Je me sens soudainement observée ; je tourne la tête, m'attendant à ne récolter qu'un regard empli de mépris venu de l'un de mes bourreaux. Quelle ne fut ma surprise lorsque je vis un regard doux, presqu'admiratif, posé sur moi. L'intéressé détourne la tête et, dans la pénombre de la salle, je n'ai pu identifier seulement la couleur de ses prunelles. Vertes. Ses yeux sont d'un vert si pur, qu'ils sont impossibles à éviter même dans une obscurité des plus totales. Il est l'un de ceux dont je ne connais pas encore le prénom. Mes absences à répétitions en sont très clairement la cause.

D'un côté, je m'empêche de nouer un quelconque lien avec qui que ce soit, je ne suis pas du genre à faire confiance à l'espèce humaine, et encore moins à la gent masculine. Certains noms sont impossibles à oublier ; Alex, Estelle... Ce sont ces noms et d'autres encore qui resteront gravés dans ma mémoire.

La sonnerie résonne et chacun s'active de ranger ses affaires afin de profiter d'une récréation amplement méritée. Le reste de la journée se passe dans un calme Olympien, à l'exception de la pause déjeuner ; durant laquelle j'ai encore été la risée de la table voisine. Être une cible, c'est plutôt pesant et humiliant sur le long terme.

Nous sommes désormais, la brune et moi, sur le chemin du retour. Nous avons décidé que rentrer à pied serait une bonne option, pour décompresser et se délecter de la pression de cette journée.
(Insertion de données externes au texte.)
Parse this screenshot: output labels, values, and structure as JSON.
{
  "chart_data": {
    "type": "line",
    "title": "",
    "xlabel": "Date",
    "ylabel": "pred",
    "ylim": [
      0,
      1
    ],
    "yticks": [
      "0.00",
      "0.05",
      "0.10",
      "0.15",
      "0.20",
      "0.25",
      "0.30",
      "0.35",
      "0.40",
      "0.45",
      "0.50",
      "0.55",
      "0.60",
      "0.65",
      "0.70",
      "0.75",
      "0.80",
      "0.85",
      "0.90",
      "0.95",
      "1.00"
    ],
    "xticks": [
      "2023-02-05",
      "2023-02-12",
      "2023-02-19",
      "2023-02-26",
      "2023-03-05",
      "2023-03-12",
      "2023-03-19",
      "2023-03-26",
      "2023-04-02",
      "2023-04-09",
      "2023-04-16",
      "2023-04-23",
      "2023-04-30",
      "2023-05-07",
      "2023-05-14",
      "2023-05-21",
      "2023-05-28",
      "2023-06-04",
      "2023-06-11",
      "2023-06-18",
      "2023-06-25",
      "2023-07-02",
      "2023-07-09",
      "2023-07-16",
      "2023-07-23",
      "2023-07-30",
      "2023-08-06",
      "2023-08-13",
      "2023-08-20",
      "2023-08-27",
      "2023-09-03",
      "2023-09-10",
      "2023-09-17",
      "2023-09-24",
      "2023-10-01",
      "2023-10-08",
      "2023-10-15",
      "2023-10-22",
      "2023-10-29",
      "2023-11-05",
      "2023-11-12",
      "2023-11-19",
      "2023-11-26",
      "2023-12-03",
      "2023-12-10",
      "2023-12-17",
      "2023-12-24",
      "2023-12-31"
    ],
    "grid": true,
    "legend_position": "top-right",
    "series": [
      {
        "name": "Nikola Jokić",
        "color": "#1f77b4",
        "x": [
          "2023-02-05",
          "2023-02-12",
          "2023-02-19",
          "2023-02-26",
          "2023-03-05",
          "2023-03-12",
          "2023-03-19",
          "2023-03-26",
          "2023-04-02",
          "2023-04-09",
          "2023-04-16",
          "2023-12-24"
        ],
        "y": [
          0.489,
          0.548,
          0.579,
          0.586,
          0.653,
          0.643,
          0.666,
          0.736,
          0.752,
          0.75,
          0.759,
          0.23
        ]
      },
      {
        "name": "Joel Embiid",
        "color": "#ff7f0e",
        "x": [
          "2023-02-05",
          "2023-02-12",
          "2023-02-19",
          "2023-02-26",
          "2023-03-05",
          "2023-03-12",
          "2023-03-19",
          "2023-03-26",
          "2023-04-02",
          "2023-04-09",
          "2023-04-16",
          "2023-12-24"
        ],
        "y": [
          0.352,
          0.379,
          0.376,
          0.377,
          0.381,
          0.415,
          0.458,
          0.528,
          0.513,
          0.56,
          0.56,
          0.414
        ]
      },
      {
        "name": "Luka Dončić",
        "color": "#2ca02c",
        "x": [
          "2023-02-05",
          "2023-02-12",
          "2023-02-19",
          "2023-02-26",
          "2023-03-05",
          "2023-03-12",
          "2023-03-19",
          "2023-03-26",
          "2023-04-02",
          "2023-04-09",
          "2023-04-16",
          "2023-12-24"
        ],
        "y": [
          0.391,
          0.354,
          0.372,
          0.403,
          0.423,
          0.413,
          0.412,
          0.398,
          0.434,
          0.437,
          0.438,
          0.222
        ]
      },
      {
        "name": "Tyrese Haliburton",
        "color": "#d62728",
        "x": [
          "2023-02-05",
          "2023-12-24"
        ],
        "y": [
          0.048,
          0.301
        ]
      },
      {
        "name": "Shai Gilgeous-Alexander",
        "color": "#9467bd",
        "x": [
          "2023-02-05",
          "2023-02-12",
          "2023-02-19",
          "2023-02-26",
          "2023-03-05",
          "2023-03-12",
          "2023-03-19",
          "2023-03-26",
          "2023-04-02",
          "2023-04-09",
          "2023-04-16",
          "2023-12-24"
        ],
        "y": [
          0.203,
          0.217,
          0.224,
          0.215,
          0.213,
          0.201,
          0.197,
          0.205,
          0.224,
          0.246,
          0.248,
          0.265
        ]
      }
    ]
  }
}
Nous passons devant la librairie de la ville dans laquelle nous nous arrêtons. Je scrute la pièce dans son entièreté avant de me diriger vers certains étalages ou présentoirs. Ce petit détour insignifiant me permet d'oublier absolument tous les évènements de la journée, sauf un. Mes joues prennent une teinte rosée à cette simple pensée. Nous ressortons quelques minutes plus tard, mes bras chargés de quelques manuscrits.

Le chemin du retour se fait dans une gaieté qui me fait un bien fou. Je me sens bien, et je profite au maximum de ce moment pour m'en imprégner. L'odeur du vent, le soleil qui traverse lentement les nuages et qui réchauffe ma peau. Je m'imprègne de toutes ces choses anodines, et le sourire sincère que j'affiche ne disparaît pas lorsque nos chemins se séparent. Je reste rayonnante et pleine de vie.